Some of the early leaders in philosophy—Aristotle, Socrates, and Plato—spoke extensively about morality and ethical principles. Aristotle is frequently cited as a central figure in the development of ethics as we discuss them today in the communication discipline.
Aristotle claimed that a person who had ethos, or credibility, was not only able to convey good sense and good will, but also good morals. Great philosophers have debated the merits of living well, doing good, and even communicating skillfully. Smitter describes early Greeks and Romans as teachers of public speaking; these philosophers argued that public communication is “a means of civic engagement,” and ethics are “a matter of virtue.” Ethics and ethical communication are not only an important part of our lives and our decision-making but also are crucial to the public speaking process.
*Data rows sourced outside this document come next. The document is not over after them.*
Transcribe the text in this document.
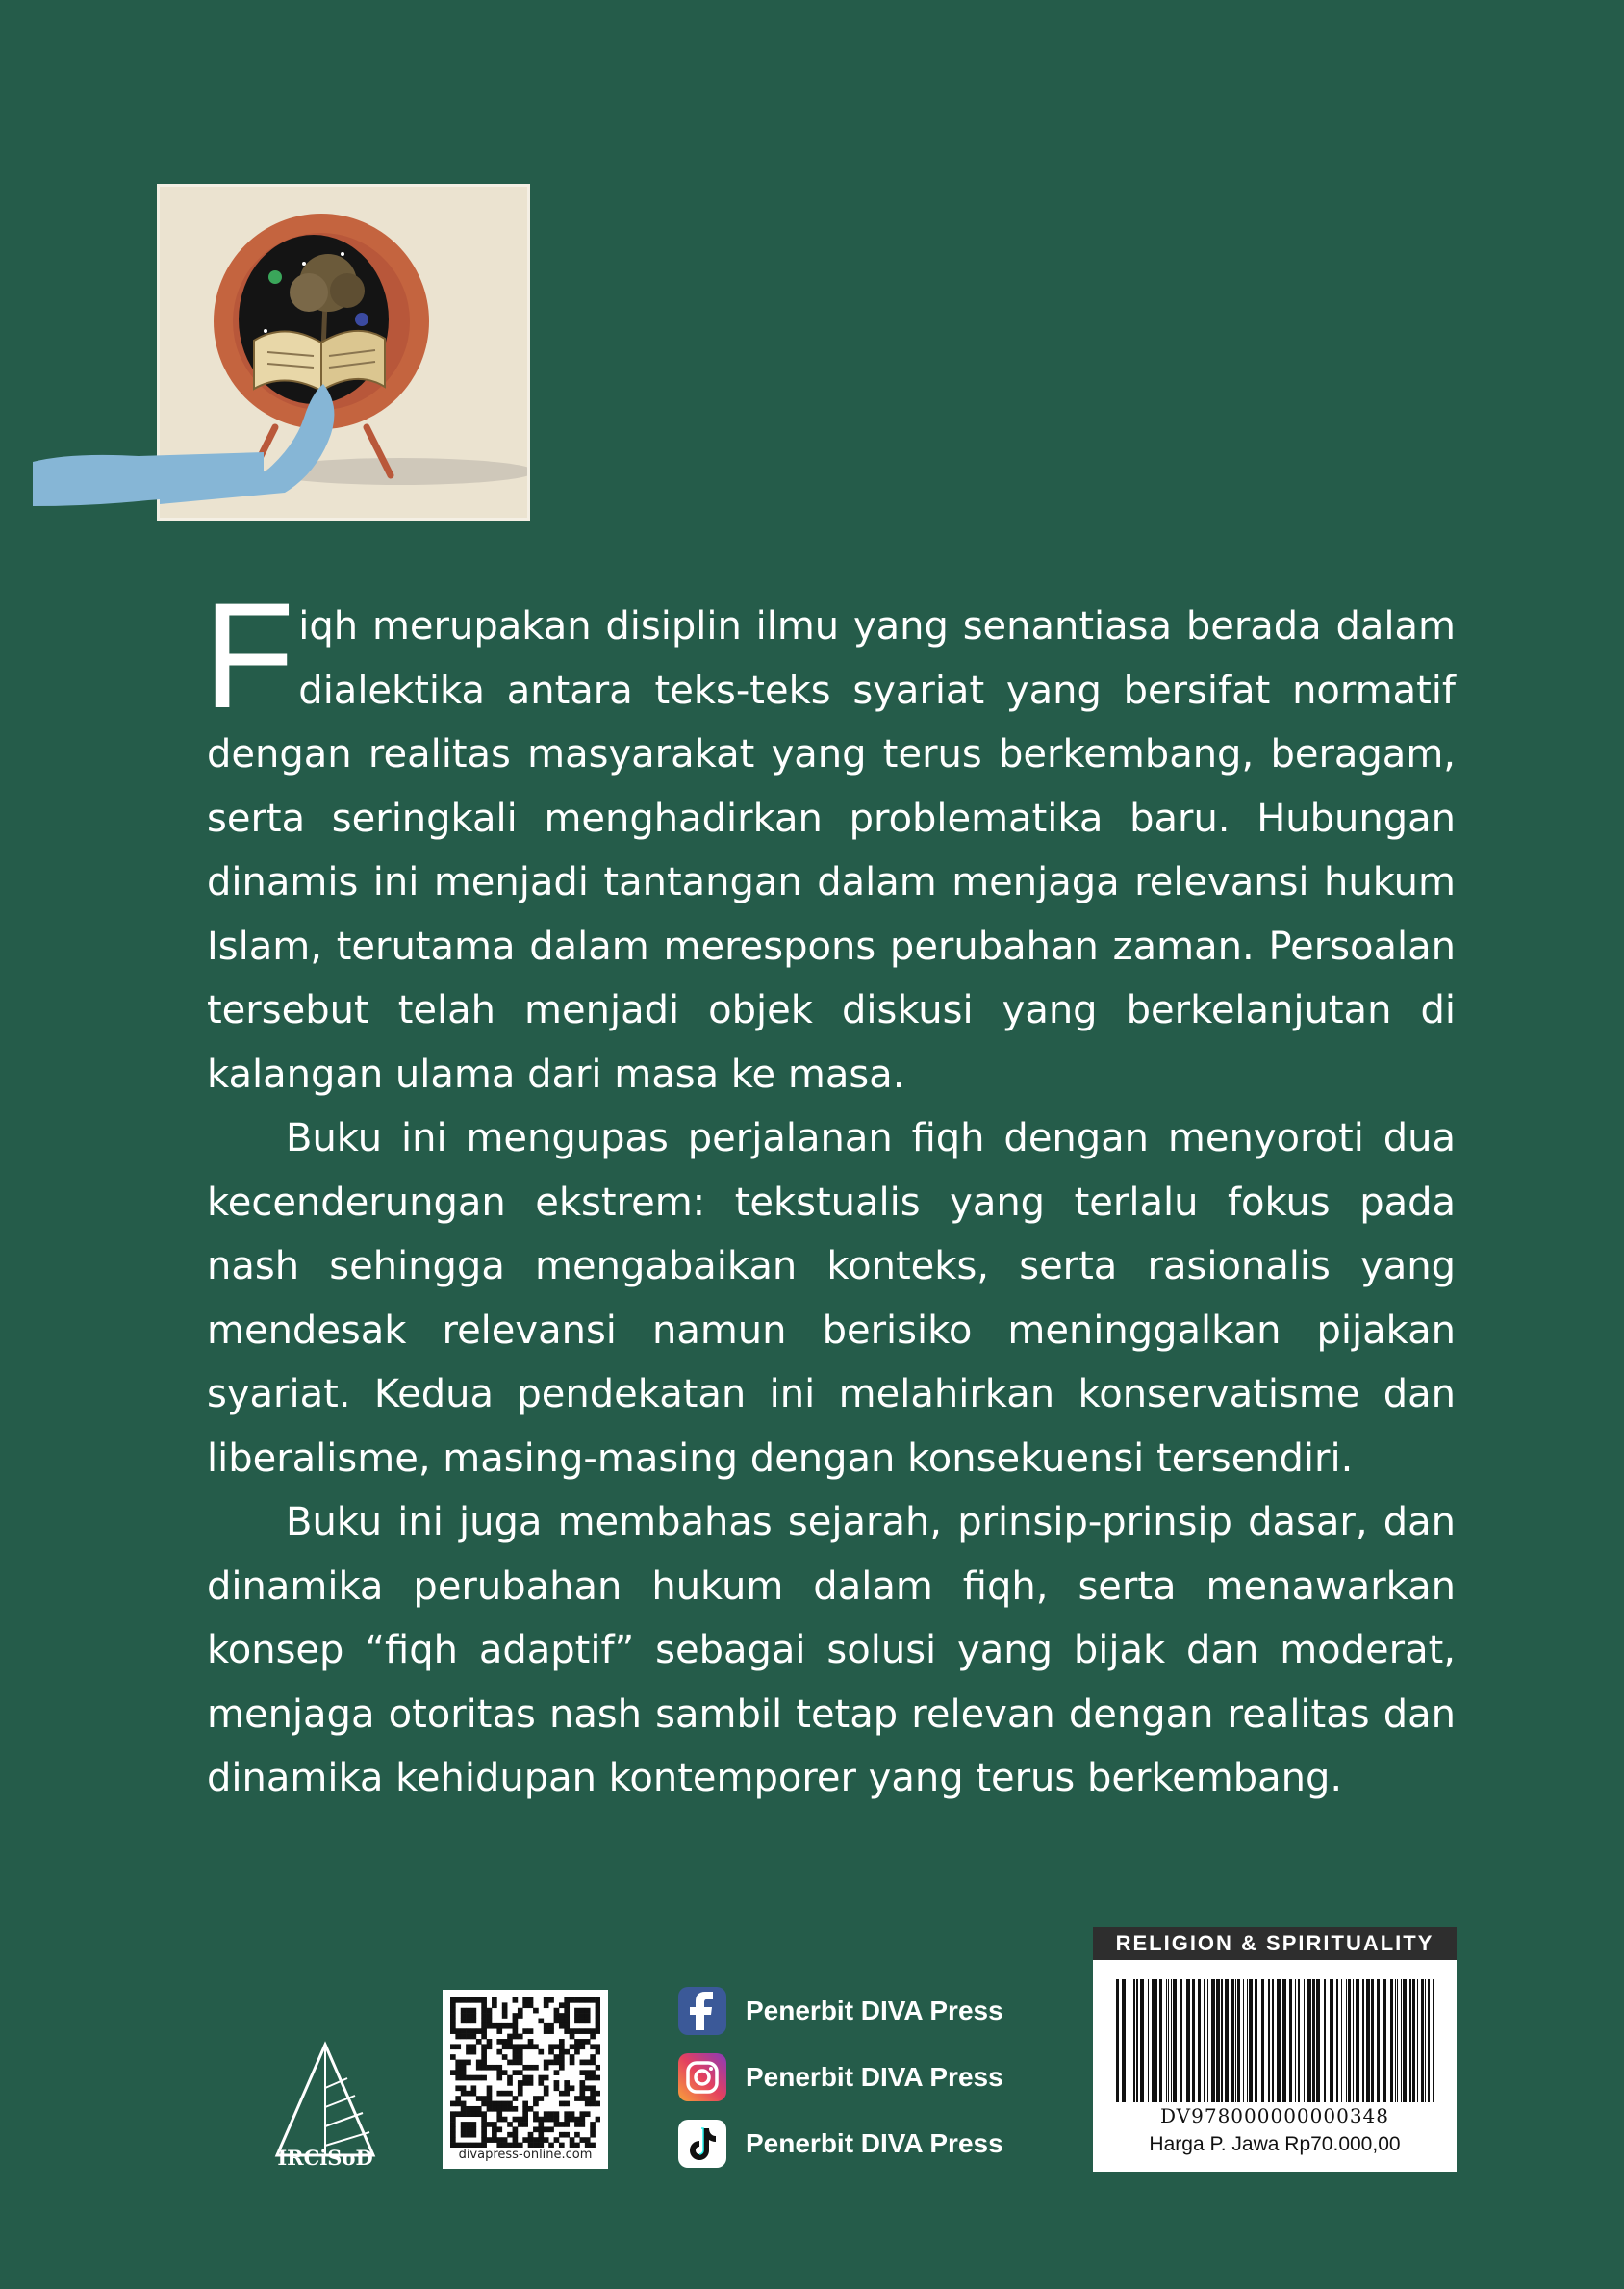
Fiqh merupakan disiplin ilmu yang senantiasa berada dalam dialektika antara teks-teks syariat yang bersifat normatif dengan realitas masyarakat yang terus berkembang, beragam, serta seringkali menghadirkan problematika baru. Hubungan dinamis ini menjadi tantangan dalam menjaga relevansi hukum Islam, terutama dalam merespons perubahan zaman. Persoalan tersebut telah menjadi objek diskusi yang berkelanjutan di kalangan ulama dari masa ke masa.

Buku ini mengupas perjalanan fiqh dengan menyoroti dua kecenderungan ekstrem: tekstualis yang terlalu fokus pada nash sehingga mengabaikan konteks, serta rasionalis yang mendesak relevansi namun berisiko meninggalkan pijakan syariat. Kedua pendekatan ini melahirkan konservatisme dan liberalisme, masing-masing dengan konsekuensi tersendiri.

Buku ini juga membahas sejarah, prinsip-prinsip dasar, dan dinamika perubahan hukum dalam fiqh, serta menawarkan konsep “fiqh adaptif” sebagai solusi yang bijak dan moderat, menjaga otoritas nash sambil tetap relevan dengan realitas dan dinamika kehidupan kontemporer yang terus berkembang.

IRCiSoD	divapress-online.com
Penerbit DIVA Press
Penerbit DIVA Press
Penerbit DIVA Press
RELIGION & SPIRITUALITY
DV978000000000348
Harga P. Jawa Rp70.000,00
Moral excellence comes about as a result of habit. We become just by doing just acts, temperate by doing temperate acts, brave by doing brave acts.
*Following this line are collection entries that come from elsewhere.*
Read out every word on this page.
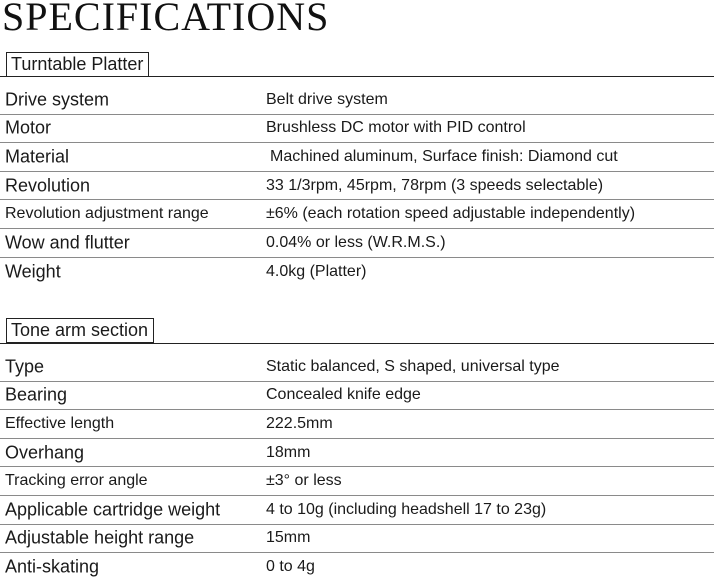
SPECIFICATIONS
Turntable Platter
Drive system	Belt drive system
Motor	Brushless DC motor with PID control
Material	Machined aluminum, Surface finish: Diamond cut
Revolution	33 1/3rpm, 45rpm, 78rpm (3 speeds selectable)
Revolution adjustment range	±6% (each rotation speed adjustable independently)
Wow and flutter	0.04% or less (W.R.M.S.)
Weight	4.0kg (Platter)
Tone arm section
Type	Static balanced, S shaped, universal type
Bearing	Concealed knife edge
Effective length	222.5mm
Overhang	18mm
Tracking error angle	±3° or less
Applicable cartridge weight	4 to 10g (including headshell 17 to 23g)
Adjustable height range	15mm
Anti-skating	0 to 4g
Morality is the process of discerning between right and wrong. Ethics involves making decisions about right and wrong within a dilemma. Sometimes, ethical dilemmas are simple. Other times, they require complex choices, such as the decision to report your immediate boss for misrepresenting expenses or the decision to move your grandmother into a retirement community. These scenarios are more complex than simple choices between right and wrong. Instead, these examples are ethical dilemmas because two “right” choices are pitted against one another. It’s good to report an unethical supervisor, but it’s also good to keep your job. It’s good that your grandmother feels independent, but it’s also positive for her to receive extra assistance as her health deteriorates.